Politicians With Puerto Rican Roots Challenge Trump in Push for Aid
A largely left-leaning cast of Puerto Rican politicians in New York, members of the diaspora or descendants of it, has emerged as a force pushing for aid and attention. They have used the bully pulpits of their offices, booking cable news appearances and writing letters to federal agencies. Representative Nydia M. Velázquez held a news conference in which she warned Mr. Trump that unless he stepped up his efforts for storm victims, “this will become his Katrina.”
The politicians have also sought to wield their influence behind the scenes, lobbying congressional leaders for immediate relief aid as well as longer-term support. Mr. Serrano believes his position on the powerful House Appropriations Committee could help secure the money Puerto Rico needed, calling it “my first priority.”
“It doesn’t matter how many years you spend in New York. It doesn’t matter that you’re a member of Congress,” Mr. Serrano said. “If you were born in Puerto Rico, that island is still in your heart. It’s something that’s very much a part of you and doesn’t leave you.”
Puerto Rico has long depended on those ties as people left for the mainland, where, especially in and around New York City, the community has become deeply entrenched and gained political influence over the course of several generations. “The greatest hope for Puerto Rico is its diaspora,” said José Cálderon, the president of the Hispanic Federation, a national advocacy group. “If we’re going to get Congress to do the right thing,” he said, referring to aid, “it is going to be the diaspora that does it.”
Officials and nonprofit groups in Puerto Rico say the immediate need remains for essentials like food and water. But some are already taking stock of the far more enormous investment a full recovery will surely require: rebuilding a health care system and energy grid that had been fraying before the hurricane and are now a shambles, and relief from a debt crisis that had set off its own wave of devastating consequences, including forcing officials to declare a form of bankruptcy this year and spurring an exodus.
As residents of a territory of the United States, Puerto Ricans are American citizens, but they have little clout in Washington: They cannot vote for president in the general election and their delegate in Congress is a nonvoting member. “Is that a disadvantage? Absolutely,” said Edwin Meléndez, the director of the Center for Puerto Rican Studies at Hunter College, who noted that the island could be better served by having its own voting members in Congress. Still, he added, “you have this other network of elected officials that mitigates that lack of representation.”

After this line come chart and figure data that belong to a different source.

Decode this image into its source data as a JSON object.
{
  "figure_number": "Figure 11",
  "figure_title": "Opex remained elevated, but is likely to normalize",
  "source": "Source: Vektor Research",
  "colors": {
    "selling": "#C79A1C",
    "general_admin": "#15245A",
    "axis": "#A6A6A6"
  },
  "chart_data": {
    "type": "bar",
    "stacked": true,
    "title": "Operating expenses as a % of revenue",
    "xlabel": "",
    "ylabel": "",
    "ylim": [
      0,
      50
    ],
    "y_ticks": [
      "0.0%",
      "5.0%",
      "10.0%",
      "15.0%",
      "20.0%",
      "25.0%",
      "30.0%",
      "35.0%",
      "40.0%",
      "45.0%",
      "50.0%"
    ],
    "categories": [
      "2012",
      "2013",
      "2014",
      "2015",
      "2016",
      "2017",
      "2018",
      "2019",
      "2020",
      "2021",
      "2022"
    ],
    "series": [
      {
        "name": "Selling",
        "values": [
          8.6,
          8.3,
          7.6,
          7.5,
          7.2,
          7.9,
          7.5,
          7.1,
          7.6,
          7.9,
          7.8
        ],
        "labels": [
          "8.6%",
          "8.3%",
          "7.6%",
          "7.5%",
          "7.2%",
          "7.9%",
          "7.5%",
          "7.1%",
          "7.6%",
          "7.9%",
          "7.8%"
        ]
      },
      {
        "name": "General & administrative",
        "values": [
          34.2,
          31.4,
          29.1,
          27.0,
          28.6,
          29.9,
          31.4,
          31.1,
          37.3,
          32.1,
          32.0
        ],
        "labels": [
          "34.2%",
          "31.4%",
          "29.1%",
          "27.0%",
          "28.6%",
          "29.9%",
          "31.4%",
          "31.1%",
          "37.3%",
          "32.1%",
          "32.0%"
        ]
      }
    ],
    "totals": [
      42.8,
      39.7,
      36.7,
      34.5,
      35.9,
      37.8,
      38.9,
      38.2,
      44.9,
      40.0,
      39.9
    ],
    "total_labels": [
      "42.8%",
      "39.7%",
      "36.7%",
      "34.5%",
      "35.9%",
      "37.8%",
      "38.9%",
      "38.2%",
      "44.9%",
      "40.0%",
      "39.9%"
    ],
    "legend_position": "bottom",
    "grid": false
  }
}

That network has not always served as a unified force. (Five of the 43 Latino members of Congress are Puerto Rican and all are in the House.) The financial crisis, for instance, was an issue that sowed division. But the storm’s toll has brought many of these politicians together in championing a relief effort. In New York, such efforts have been encouraged by the city’s Puerto Rican community, a significant bloc of support for Puerto Ricans running for elected office.